The test target builds and runs one test executable per module, then cleans the generated binaries and object files.

Machine File Format

Machine files use metadata lines followed by transition lines:

blank: _
start: scan
accept: halt_accept
reject: halt_reject

scan 1 -> 1 R scan
scan _ -> 1 S halt_accept

Required metadata:

blank: <single character>
start: <state>
accept: <state>
reject: <state>

The start, accept, and reject states must be present and distinct.

Transition format:

<current_state> <read_symbol> -> <write_symbol> <direction> <next_state>

Each read and write symbol is exactly one character. State names and symbols are whitespace-delimited tokens.

Supported directions:

L  move left
R  move right
S  stay

Wildcards

* is reserved for wildcard transitions. A read symbol of * is used only when no exact transition exists for the current state and tape symbol. A write symbol of * preserves the symbol that was read instead of writing a literal asterisk.

Example wildcard scan:

scan * -> * R scan

* cannot be used as the blank symbol.

Comments And Tokens

Blank lines are ignored.

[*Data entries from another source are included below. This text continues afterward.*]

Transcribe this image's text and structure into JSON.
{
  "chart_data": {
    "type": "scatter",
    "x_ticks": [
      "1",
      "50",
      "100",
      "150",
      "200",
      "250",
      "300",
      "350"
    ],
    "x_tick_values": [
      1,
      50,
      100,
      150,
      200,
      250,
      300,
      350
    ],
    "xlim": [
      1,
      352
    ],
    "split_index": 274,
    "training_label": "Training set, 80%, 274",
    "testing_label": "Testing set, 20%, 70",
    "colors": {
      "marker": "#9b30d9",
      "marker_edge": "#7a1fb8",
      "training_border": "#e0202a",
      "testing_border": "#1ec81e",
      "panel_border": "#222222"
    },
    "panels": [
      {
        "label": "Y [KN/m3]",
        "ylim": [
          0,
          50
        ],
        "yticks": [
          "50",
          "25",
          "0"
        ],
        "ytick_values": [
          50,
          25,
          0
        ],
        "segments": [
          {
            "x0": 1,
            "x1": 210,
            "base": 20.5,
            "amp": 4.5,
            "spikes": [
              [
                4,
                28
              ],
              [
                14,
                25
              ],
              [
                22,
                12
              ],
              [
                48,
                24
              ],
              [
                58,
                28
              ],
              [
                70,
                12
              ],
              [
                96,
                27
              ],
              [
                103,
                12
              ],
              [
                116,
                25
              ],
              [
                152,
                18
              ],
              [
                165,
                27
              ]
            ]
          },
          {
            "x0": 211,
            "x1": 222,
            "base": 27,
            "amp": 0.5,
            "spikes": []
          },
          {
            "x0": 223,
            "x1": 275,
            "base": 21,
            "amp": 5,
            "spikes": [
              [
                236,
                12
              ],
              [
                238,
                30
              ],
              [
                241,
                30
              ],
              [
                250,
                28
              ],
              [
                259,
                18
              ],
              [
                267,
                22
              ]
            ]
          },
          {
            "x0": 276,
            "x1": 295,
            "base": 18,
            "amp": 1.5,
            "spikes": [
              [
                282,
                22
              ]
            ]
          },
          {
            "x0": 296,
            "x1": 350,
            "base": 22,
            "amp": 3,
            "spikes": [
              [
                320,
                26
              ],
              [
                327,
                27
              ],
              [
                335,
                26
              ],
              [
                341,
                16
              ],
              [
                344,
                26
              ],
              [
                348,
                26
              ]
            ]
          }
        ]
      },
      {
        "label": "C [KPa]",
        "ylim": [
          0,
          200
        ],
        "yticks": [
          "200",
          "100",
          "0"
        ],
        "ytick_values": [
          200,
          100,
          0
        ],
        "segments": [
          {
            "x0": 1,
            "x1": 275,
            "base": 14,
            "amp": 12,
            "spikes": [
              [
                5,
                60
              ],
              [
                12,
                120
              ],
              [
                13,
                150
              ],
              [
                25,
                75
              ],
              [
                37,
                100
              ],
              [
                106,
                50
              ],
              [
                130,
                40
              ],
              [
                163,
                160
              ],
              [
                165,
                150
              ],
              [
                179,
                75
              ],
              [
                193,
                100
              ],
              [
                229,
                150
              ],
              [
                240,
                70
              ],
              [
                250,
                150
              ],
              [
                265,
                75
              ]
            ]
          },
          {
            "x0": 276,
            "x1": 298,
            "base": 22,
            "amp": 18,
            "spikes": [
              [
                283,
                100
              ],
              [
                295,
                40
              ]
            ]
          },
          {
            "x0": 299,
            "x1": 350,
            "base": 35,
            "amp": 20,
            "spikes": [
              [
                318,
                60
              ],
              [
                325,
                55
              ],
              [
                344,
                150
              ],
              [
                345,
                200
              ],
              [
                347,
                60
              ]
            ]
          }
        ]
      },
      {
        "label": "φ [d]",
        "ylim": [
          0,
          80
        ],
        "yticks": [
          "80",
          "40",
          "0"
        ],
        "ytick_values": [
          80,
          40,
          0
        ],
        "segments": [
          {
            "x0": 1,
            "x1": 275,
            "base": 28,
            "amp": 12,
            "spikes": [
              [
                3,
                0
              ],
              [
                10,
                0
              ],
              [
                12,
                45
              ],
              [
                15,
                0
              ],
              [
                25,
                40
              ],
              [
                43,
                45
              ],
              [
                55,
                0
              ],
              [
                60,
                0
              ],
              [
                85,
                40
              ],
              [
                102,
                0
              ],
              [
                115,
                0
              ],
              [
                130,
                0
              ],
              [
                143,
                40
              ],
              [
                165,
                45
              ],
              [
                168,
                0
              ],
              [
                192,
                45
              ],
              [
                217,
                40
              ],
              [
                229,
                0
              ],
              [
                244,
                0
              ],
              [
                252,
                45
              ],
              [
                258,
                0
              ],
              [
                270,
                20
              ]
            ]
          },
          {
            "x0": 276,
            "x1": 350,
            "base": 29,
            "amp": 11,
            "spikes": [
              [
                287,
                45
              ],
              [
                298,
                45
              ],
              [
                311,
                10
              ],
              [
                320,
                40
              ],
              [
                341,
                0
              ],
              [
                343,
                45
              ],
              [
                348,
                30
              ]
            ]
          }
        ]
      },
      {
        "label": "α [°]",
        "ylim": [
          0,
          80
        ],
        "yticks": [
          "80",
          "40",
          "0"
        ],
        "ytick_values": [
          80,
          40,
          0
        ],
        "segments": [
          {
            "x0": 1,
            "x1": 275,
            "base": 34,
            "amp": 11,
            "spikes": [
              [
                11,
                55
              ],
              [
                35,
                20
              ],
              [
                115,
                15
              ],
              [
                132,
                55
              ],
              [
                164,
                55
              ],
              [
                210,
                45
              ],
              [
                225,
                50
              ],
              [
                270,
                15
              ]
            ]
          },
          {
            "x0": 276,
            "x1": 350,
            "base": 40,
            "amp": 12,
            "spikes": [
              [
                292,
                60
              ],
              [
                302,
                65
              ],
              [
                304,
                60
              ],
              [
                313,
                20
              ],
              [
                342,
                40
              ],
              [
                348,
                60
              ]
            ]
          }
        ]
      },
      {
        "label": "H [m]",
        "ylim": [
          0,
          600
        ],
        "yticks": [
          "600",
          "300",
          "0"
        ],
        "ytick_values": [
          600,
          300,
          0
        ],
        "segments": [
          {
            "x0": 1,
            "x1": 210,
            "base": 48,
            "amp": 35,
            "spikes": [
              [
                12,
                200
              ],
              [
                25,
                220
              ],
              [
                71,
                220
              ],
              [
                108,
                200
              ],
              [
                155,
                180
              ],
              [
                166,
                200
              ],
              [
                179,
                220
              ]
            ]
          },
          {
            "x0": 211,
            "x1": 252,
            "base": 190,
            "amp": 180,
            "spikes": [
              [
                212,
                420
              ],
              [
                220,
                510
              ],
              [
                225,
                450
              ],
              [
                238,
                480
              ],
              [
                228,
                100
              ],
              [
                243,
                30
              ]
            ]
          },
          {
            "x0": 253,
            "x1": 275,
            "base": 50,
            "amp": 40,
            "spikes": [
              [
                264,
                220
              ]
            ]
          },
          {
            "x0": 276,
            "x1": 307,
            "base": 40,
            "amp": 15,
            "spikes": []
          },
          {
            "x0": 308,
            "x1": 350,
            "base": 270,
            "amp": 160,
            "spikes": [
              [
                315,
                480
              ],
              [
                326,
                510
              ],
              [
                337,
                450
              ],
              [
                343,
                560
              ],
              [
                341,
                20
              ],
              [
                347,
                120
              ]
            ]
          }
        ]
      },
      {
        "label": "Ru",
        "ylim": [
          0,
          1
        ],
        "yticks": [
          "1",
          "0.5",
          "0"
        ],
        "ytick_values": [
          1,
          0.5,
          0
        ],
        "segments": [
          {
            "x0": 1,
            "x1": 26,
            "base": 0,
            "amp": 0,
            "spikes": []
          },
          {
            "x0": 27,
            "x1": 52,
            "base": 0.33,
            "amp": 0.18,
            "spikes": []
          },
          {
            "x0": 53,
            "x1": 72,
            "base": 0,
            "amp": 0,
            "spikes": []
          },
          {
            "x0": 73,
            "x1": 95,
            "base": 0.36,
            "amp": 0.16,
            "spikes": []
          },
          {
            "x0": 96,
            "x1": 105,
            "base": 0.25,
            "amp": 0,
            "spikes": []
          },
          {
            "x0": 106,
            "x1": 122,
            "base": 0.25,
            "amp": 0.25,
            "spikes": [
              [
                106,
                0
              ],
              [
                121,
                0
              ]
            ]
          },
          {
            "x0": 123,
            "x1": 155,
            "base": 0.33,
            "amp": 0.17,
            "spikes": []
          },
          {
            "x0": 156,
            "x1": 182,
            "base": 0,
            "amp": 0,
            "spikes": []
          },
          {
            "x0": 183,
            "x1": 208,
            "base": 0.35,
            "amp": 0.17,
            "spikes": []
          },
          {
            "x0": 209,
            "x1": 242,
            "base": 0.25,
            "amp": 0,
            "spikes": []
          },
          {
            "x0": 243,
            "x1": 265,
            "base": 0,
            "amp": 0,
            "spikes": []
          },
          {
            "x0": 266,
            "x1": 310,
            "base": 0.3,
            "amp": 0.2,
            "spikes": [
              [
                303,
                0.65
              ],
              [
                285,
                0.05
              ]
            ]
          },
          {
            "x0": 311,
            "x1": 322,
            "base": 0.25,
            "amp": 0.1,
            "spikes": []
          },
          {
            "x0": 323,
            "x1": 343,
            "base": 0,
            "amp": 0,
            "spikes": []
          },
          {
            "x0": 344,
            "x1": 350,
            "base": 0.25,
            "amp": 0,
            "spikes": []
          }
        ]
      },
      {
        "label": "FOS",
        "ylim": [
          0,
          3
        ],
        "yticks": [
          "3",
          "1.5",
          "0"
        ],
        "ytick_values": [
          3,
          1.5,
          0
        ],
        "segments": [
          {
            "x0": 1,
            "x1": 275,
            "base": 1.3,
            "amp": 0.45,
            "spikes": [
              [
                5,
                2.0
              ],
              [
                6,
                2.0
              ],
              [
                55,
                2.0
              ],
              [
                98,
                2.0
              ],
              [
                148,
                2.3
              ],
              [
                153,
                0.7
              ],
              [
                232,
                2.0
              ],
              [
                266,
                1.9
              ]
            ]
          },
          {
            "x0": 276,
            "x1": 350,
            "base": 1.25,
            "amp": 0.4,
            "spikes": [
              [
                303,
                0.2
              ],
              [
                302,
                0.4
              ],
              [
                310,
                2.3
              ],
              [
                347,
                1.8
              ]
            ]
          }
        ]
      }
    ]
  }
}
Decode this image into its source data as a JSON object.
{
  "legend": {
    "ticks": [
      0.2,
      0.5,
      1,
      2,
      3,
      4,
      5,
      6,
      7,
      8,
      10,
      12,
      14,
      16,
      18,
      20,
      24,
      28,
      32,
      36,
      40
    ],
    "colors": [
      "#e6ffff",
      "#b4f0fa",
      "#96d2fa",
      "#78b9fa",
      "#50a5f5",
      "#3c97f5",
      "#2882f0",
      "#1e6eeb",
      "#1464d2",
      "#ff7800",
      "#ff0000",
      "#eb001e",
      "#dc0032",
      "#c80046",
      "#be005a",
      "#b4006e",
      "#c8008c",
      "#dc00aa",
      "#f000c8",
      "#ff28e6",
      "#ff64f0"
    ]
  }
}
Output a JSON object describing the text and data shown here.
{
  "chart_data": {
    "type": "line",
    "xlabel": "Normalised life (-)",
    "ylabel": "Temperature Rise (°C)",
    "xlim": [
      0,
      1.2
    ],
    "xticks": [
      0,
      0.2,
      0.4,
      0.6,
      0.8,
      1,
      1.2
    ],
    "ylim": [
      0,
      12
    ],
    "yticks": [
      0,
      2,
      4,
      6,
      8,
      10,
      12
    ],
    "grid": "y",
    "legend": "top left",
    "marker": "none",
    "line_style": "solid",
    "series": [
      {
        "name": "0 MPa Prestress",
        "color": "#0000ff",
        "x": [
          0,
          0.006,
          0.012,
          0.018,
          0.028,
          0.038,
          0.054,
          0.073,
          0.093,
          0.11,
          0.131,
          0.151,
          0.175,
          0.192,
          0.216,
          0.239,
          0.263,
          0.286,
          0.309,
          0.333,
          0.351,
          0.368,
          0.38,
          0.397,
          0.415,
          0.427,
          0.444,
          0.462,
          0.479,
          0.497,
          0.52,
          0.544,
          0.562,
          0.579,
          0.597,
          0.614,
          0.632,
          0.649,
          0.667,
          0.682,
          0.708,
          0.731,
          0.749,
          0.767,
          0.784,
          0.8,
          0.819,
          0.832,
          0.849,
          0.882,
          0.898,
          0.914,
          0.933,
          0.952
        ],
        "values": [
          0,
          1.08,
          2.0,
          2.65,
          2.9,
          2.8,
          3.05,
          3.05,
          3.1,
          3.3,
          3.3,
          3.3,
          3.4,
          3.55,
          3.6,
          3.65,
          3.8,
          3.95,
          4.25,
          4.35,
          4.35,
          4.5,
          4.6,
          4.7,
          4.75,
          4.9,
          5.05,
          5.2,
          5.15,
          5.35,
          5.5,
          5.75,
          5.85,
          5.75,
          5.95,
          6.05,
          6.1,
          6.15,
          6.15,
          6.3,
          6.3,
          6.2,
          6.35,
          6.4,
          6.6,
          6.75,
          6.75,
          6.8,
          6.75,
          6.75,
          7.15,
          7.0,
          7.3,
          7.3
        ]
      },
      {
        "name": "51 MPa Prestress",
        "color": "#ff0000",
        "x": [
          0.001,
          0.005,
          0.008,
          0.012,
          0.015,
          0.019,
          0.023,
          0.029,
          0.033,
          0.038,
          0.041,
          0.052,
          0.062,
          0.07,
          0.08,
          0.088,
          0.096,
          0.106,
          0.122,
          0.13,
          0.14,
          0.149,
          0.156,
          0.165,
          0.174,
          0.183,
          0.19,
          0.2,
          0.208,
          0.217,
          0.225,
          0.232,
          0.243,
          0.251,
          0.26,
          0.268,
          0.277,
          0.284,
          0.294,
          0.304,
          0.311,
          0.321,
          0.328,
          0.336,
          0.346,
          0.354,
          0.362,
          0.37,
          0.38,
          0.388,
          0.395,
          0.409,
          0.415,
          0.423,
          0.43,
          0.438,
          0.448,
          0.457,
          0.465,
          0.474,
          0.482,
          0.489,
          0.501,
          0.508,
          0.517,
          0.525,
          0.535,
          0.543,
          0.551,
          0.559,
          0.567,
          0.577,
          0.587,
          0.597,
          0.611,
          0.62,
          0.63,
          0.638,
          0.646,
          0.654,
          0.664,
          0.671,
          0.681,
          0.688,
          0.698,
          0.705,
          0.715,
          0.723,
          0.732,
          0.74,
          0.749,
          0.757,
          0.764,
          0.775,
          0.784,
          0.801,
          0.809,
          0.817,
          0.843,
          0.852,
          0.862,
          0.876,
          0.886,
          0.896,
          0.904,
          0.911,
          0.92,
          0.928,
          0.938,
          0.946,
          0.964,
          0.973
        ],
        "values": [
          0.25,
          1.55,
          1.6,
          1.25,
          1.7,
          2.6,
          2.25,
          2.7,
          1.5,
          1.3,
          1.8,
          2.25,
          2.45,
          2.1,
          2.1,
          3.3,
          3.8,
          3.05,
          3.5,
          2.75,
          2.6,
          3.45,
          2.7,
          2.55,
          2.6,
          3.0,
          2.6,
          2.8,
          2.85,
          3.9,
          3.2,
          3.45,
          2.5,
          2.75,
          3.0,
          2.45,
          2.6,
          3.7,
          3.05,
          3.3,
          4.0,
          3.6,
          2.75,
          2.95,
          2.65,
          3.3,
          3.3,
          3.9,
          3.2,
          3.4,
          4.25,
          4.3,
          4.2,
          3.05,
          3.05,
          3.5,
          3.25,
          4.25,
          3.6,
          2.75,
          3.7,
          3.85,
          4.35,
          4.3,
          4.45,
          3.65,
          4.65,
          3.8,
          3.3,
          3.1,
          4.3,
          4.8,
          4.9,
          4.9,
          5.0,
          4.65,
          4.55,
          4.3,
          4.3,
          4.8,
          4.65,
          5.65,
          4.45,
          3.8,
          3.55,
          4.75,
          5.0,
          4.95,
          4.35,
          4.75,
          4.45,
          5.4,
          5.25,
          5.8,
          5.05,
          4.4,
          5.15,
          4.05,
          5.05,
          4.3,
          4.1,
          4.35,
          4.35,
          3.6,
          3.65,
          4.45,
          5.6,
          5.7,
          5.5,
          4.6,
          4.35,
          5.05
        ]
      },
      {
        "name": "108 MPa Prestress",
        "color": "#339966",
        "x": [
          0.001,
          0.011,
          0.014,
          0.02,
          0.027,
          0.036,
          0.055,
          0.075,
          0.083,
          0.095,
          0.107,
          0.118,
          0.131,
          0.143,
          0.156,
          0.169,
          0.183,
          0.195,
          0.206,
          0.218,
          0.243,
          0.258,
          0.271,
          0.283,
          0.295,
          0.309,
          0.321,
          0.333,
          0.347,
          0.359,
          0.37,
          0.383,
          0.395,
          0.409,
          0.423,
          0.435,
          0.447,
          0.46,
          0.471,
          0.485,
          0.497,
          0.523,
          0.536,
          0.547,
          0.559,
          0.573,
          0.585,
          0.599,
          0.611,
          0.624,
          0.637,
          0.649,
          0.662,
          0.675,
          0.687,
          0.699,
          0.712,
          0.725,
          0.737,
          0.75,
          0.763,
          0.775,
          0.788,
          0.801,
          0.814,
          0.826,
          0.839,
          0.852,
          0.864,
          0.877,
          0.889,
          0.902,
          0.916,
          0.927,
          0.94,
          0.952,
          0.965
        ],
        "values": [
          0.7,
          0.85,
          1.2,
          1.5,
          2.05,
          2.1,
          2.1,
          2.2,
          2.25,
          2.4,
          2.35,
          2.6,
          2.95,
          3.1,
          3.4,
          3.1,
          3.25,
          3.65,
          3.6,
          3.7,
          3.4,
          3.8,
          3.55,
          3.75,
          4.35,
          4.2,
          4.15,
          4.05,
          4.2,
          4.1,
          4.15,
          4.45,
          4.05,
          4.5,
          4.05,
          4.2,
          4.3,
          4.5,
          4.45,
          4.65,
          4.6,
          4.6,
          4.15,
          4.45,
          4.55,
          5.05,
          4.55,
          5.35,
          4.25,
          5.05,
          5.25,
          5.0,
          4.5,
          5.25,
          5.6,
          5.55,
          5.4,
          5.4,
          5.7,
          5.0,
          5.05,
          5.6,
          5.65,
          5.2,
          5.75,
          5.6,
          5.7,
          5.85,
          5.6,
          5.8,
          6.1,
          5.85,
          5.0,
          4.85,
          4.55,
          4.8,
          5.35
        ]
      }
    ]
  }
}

Lines beginning with # are comments, and inline comments are supported after #. Because # always starts a comment, it cannot be used as a tape symbol or state name.

Transition lines are identified by the standalone -> token, so : may be used as a tape symbol or state name.

Examples

Unary increment:

./tm examples/unary_increment.tm 111

Final tape:

1111

Binary flip:

./tm examples/binary_flip.tm 101001

Final tape:

010110

Erase:

./tm examples/erase.tm 111

Final tape:

_

Binary increment:

./tm examples/binary_increment.tm 1011

Final tape:

1100

Reject on zero:

./tm examples/reject_on_zero.tm 1101

Halt reason:

rejected

Three-cell palindrome check:

./tm examples/three_cell_palindrome.tm 101

Halt reason:

accepted

Halt Behavior

MiniTM reports one of these halt reasons:

accepted
rejected
no transition
step limit reached

accepted and rejected happen when the current state matches the configured accept or reject state. no transition means the machine had no rule for the current state and tape symbol. step limit reached means execution stopped before exceeding --max-steps.

Error Examples

Missing file:

error: could not open file: examples/missing.tm

Invalid CLI argument:

error: invalid --max-steps value 'nope': expected a positive integer

Invalid machine file:

error: line 7: invalid transition direction 'X'
  scan 1 -> 1 X scan
              ^

Duplicate transition:

error: line 8: duplicate transition for state 'scan' and symbol '1'; first defined on line 7
  scan 1 -> 0 S halt_reject
  ^

Limitations

MiniTM currently supports deterministic, single-tape machines with single-character tape symbols. It does not support multi-tape machines, graphical displays, or external machine-definition includes.

About

MiniTM: A compact command-line Turing machine simulator with plaintext machine files, step-by-step tracing, wildcard transitions, and JSON output.